The Economic Backdrop

The recent rate hike occurred amid widespread economic difficulties characterized by soaring commodity prices and an increasing cost of living. The economic strain is largely attributed to the removal of fuel subsidies last year and the floating of the naira, which have pushed the cost of goods and services to historic highs. Despite facing protests and pressure from labor unions, President Bola Tinubu has urged for patience, expressing confidence that the government’s reforms will eventually bear fruit.

In recent months, the CBN has also targeted the operations of cryptocurrency exchanges, including Binance, as part of its strategy to combat the falling value of the naira. While these measures initially led to an appreciation of the currency, the gains have stalled recently.

Addressing the volatility in the foreign exchange market, Cardoso attributed the recent depreciation of the naira against the dollar to “seasonal demand” for the greenback. He said that such volatility is common in any functioning foreign exchange market and reflects the dynamics of demand and supply.

“Members further observe the recent volatility in the foreign exchange market attributing this to seasonal demand—a reflection of the interplay between demand and supply in a functioning market system,” Cardoso said. He reiterated the CBN’s commitment to maintaining a transparent FX market through a willing-buyer, willing-seller model.

Skepticism and Criticism

The CBN’s strategy of continuously hiking interest rates has been met with skepticism from some economists and analysts. Kalu Aja, a financial analyst, questioned the efficacy of this approach saying: “So if inflation gets to 35%, CBN will keep hiking to 30%? The strategy must be dynamic.” 

Aja pointed out that the inflation problem is rooted in supply-side and structural issues, which interest rate hikes alone cannot resolve.

Analysts argue that while the CBN’s focus on fighting inflation is understandable, the underlying issues such as insecurity, infrastructure deficits, and economic policies need to be addressed comprehensively.
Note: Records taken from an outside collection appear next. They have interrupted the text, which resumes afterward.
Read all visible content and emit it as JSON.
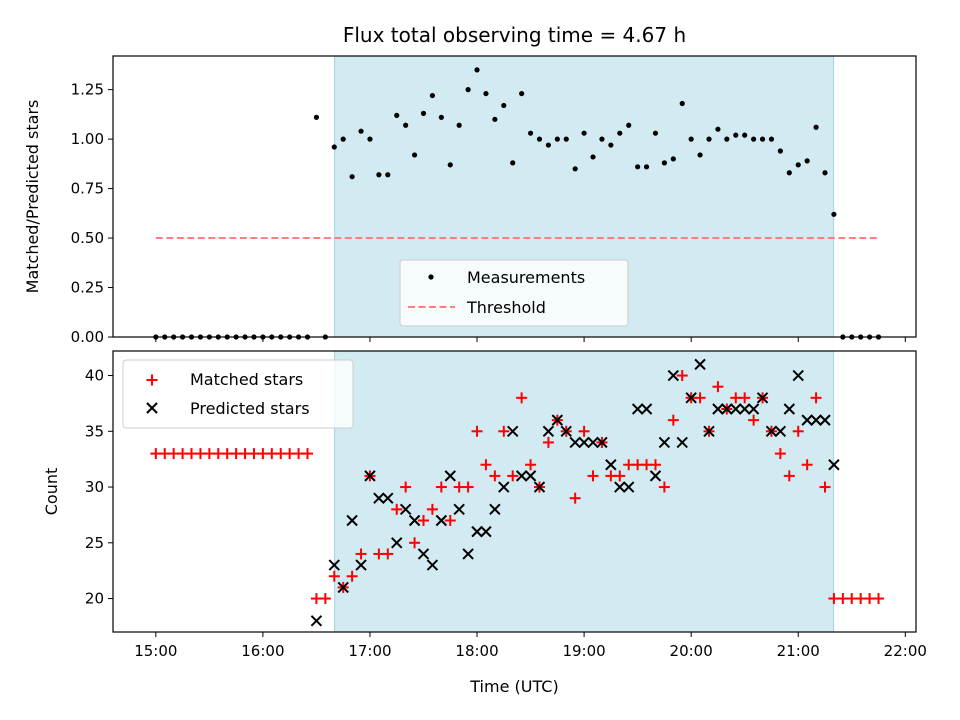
{
  "chart_data": [
    {
      "type": "scatter",
      "title": "Flux total observing time = 4.67 h",
      "ylabel": "Matched/Predicted stars",
      "xlabel": "",
      "ylim": [
        0,
        1.42
      ],
      "yticks": [
        0,
        0.25,
        0.5,
        0.75,
        1.0,
        1.25
      ],
      "ytick_labels": [
        "0.00",
        "0.25",
        "0.50",
        "0.75",
        "1.00",
        "1.25"
      ],
      "xlim": [
        14.6,
        22.1
      ],
      "shaded_span": [
        16.67,
        21.33
      ],
      "shade_color": "#add8e6",
      "legend": {
        "position": "lower center",
        "entries": [
          "Measurements",
          "Threshold"
        ]
      },
      "series": [
        {
          "name": "Measurements",
          "marker": "dot",
          "color": "#000000",
          "x": [
            15.0,
            15.0833,
            15.1667,
            15.25,
            15.3333,
            15.4167,
            15.5,
            15.5833,
            15.6667,
            15.75,
            15.8333,
            15.9167,
            16.0,
            16.0833,
            16.1667,
            16.25,
            16.3333,
            16.4167,
            16.5,
            16.5833,
            16.6667,
            16.75,
            16.8333,
            16.9167,
            17.0,
            17.0833,
            17.1667,
            17.25,
            17.3333,
            17.4167,
            17.5,
            17.5833,
            17.6667,
            17.75,
            17.8333,
            17.9167,
            18.0,
            18.0833,
            18.1667,
            18.25,
            18.3333,
            18.4167,
            18.5,
            18.5833,
            18.6667,
            18.75,
            18.8333,
            18.9167,
            19.0,
            19.0833,
            19.1667,
            19.25,
            19.3333,
            19.4167,
            19.5,
            19.5833,
            19.6667,
            19.75,
            19.8333,
            19.9167,
            20.0,
            20.0833,
            20.1667,
            20.25,
            20.3333,
            20.4167,
            20.5,
            20.5833,
            20.6667,
            20.75,
            20.8333,
            20.9167,
            21.0,
            21.0833,
            21.1667,
            21.25,
            21.3333,
            21.4167,
            21.5,
            21.5833,
            21.6667,
            21.75
          ],
          "y": [
            0,
            0,
            0,
            0,
            0,
            0,
            0,
            0,
            0,
            0,
            0,
            0,
            0,
            0,
            0,
            0,
            0,
            0,
            1.11,
            0,
            0.96,
            1.0,
            0.81,
            1.04,
            1.0,
            0.82,
            0.82,
            1.12,
            1.07,
            0.92,
            1.13,
            1.22,
            1.11,
            0.87,
            1.07,
            1.25,
            1.35,
            1.23,
            1.1,
            1.17,
            0.88,
            1.23,
            1.03,
            1.0,
            0.97,
            1.0,
            1.0,
            0.85,
            1.03,
            0.91,
            1.0,
            0.97,
            1.03,
            1.07,
            0.86,
            0.86,
            1.03,
            0.88,
            0.9,
            1.18,
            1.0,
            0.92,
            1.0,
            1.05,
            1.0,
            1.02,
            1.02,
            1.0,
            1.0,
            1.0,
            0.94,
            0.83,
            0.87,
            0.89,
            1.06,
            0.83,
            0.62,
            0,
            0,
            0,
            0,
            0
          ]
        },
        {
          "name": "Threshold",
          "type": "dashed-line",
          "color": "#ff7f7f",
          "x": [
            15.0,
            21.75
          ],
          "y": [
            0.5,
            0.5
          ]
        }
      ]
    },
    {
      "type": "scatter",
      "title": "",
      "ylabel": "Count",
      "xlabel": "Time (UTC)",
      "ylim": [
        17,
        42.2
      ],
      "yticks": [
        20,
        25,
        30,
        35,
        40
      ],
      "ytick_labels": [
        "20",
        "25",
        "30",
        "35",
        "40"
      ],
      "xlim": [
        14.6,
        22.1
      ],
      "xticks": [
        15,
        16,
        17,
        18,
        19,
        20,
        21,
        22
      ],
      "xtick_labels": [
        "15:00",
        "16:00",
        "17:00",
        "18:00",
        "19:00",
        "20:00",
        "21:00",
        "22:00"
      ],
      "shaded_span": [
        16.67,
        21.33
      ],
      "shade_color": "#add8e6",
      "legend": {
        "position": "upper left",
        "entries": [
          "Matched stars",
          "Predicted stars"
        ]
      },
      "series": [
        {
          "name": "Matched stars",
          "marker": "plus",
          "color": "#ff0000",
          "x": [
            15.0,
            15.0833,
            15.1667,
            15.25,
            15.3333,
            15.4167,
            15.5,
            15.5833,
            15.6667,
            15.75,
            15.8333,
            15.9167,
            16.0,
            16.0833,
            16.1667,
            16.25,
            16.3333,
            16.4167,
            16.5,
            16.5833,
            16.6667,
            16.75,
            16.8333,
            16.9167,
            17.0,
            17.0833,
            17.1667,
            17.25,
            17.3333,
            17.4167,
            17.5,
            17.5833,
            17.6667,
            17.75,
            17.8333,
            17.9167,
            18.0,
            18.0833,
            18.1667,
            18.25,
            18.3333,
            18.4167,
            18.5,
            18.5833,
            18.6667,
            18.75,
            18.8333,
            18.9167,
            19.0,
            19.0833,
            19.1667,
            19.25,
            19.3333,
            19.4167,
            19.5,
            19.5833,
            19.6667,
            19.75,
            19.8333,
            19.9167,
            20.0,
            20.0833,
            20.1667,
            20.25,
            20.3333,
            20.4167,
            20.5,
            20.5833,
            20.6667,
            20.75,
            20.8333,
            20.9167,
            21.0,
            21.0833,
            21.1667,
            21.25,
            21.3333,
            21.4167,
            21.5,
            21.5833,
            21.6667,
            21.75
          ],
          "y": [
            33,
            33,
            33,
            33,
            33,
            33,
            33,
            33,
            33,
            33,
            33,
            33,
            33,
            33,
            33,
            33,
            33,
            33,
            20,
            20,
            22,
            21,
            22,
            24,
            31,
            24,
            24,
            28,
            30,
            25,
            27,
            28,
            30,
            27,
            30,
            30,
            35,
            32,
            31,
            35,
            31,
            38,
            32,
            30,
            34,
            36,
            35,
            29,
            35,
            31,
            34,
            31,
            31,
            32,
            32,
            32,
            32,
            30,
            36,
            40,
            38,
            38,
            35,
            39,
            37,
            38,
            38,
            36,
            38,
            35,
            33,
            31,
            35,
            32,
            38,
            30,
            20,
            20,
            20,
            20,
            20,
            20
          ]
        },
        {
          "name": "Predicted stars",
          "marker": "x",
          "color": "#000000",
          "x": [
            16.5,
            16.6667,
            16.75,
            16.8333,
            16.9167,
            17.0,
            17.0833,
            17.1667,
            17.25,
            17.3333,
            17.4167,
            17.5,
            17.5833,
            17.6667,
            17.75,
            17.8333,
            17.9167,
            18.0,
            18.0833,
            18.1667,
            18.25,
            18.3333,
            18.4167,
            18.5,
            18.5833,
            18.6667,
            18.75,
            18.8333,
            18.9167,
            19.0,
            19.0833,
            19.1667,
            19.25,
            19.3333,
            19.4167,
            19.5,
            19.5833,
            19.6667,
            19.75,
            19.8333,
            19.9167,
            20.0,
            20.0833,
            20.1667,
            20.25,
            20.3333,
            20.4167,
            20.5,
            20.5833,
            20.6667,
            20.75,
            20.8333,
            20.9167,
            21.0,
            21.0833,
            21.1667,
            21.25,
            21.3333
          ],
          "y": [
            18,
            23,
            21,
            27,
            23,
            31,
            29,
            29,
            25,
            28,
            27,
            24,
            23,
            27,
            31,
            28,
            24,
            26,
            26,
            28,
            30,
            35,
            31,
            31,
            30,
            35,
            36,
            35,
            34,
            34,
            34,
            34,
            32,
            30,
            30,
            37,
            37,
            31,
            34,
            40,
            34,
            38,
            41,
            35,
            37,
            37,
            37,
            37,
            37,
            38,
            35,
            35,
            37,
            40,
            36,
            36,
            36,
            32
          ]
        }
      ]
    }
  ]
}
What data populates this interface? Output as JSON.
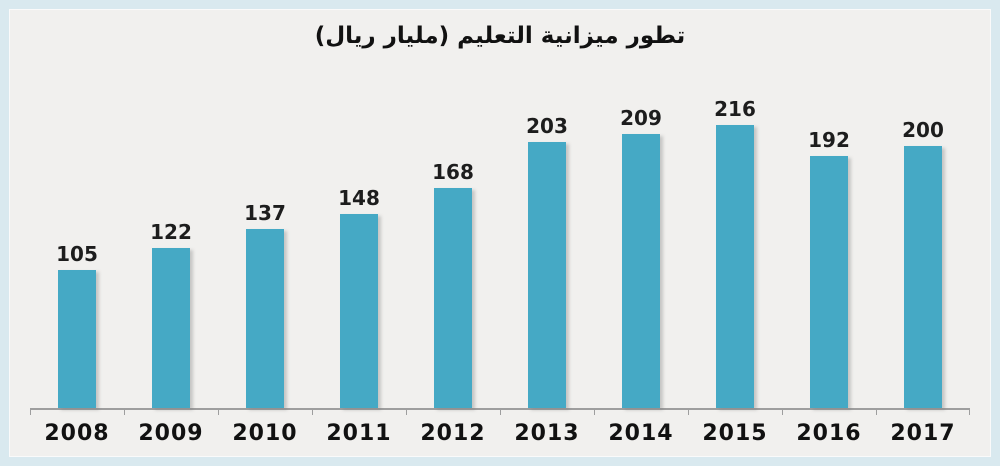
{
  "chart_data": {
    "type": "bar",
    "title": "تطور ميزانية التعليم (مليار ريال)",
    "categories": [
      "2008",
      "2009",
      "2010",
      "2011",
      "2012",
      "2013",
      "2014",
      "2015",
      "2016",
      "2017"
    ],
    "values": [
      105,
      122,
      137,
      148,
      168,
      203,
      209,
      216,
      192,
      200
    ],
    "xlabel": "",
    "ylabel": "",
    "ylim": [
      0,
      230
    ],
    "grid": false,
    "legend": "none",
    "data_labels_shown": true,
    "colors": {
      "bar_fill": "#45a9c5",
      "plot_background": "#f1f0ee",
      "outer_border": "#d9e9ef",
      "axis_line": "#9e9e9e",
      "label_text": "#1d1d1d"
    }
  }
}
“CBN has chosen to fight inflation. I can’t fault them; it is in their handbook. Let the Federal government fight bandits to bring down the prices of food,” Aja noted.

Future Outlook

There is a prevailing sentiment among analysts that the CBN might continue to hike rates in the future. However, many believe that without addressing the fundamental issues stoking inflation, these rate hikes will not achieve the desired result. 

The consensus is that Nigeria’s inflation challenge is supply-side and structural, necessitating a multifaceted approach that goes beyond monetary policy adjustments.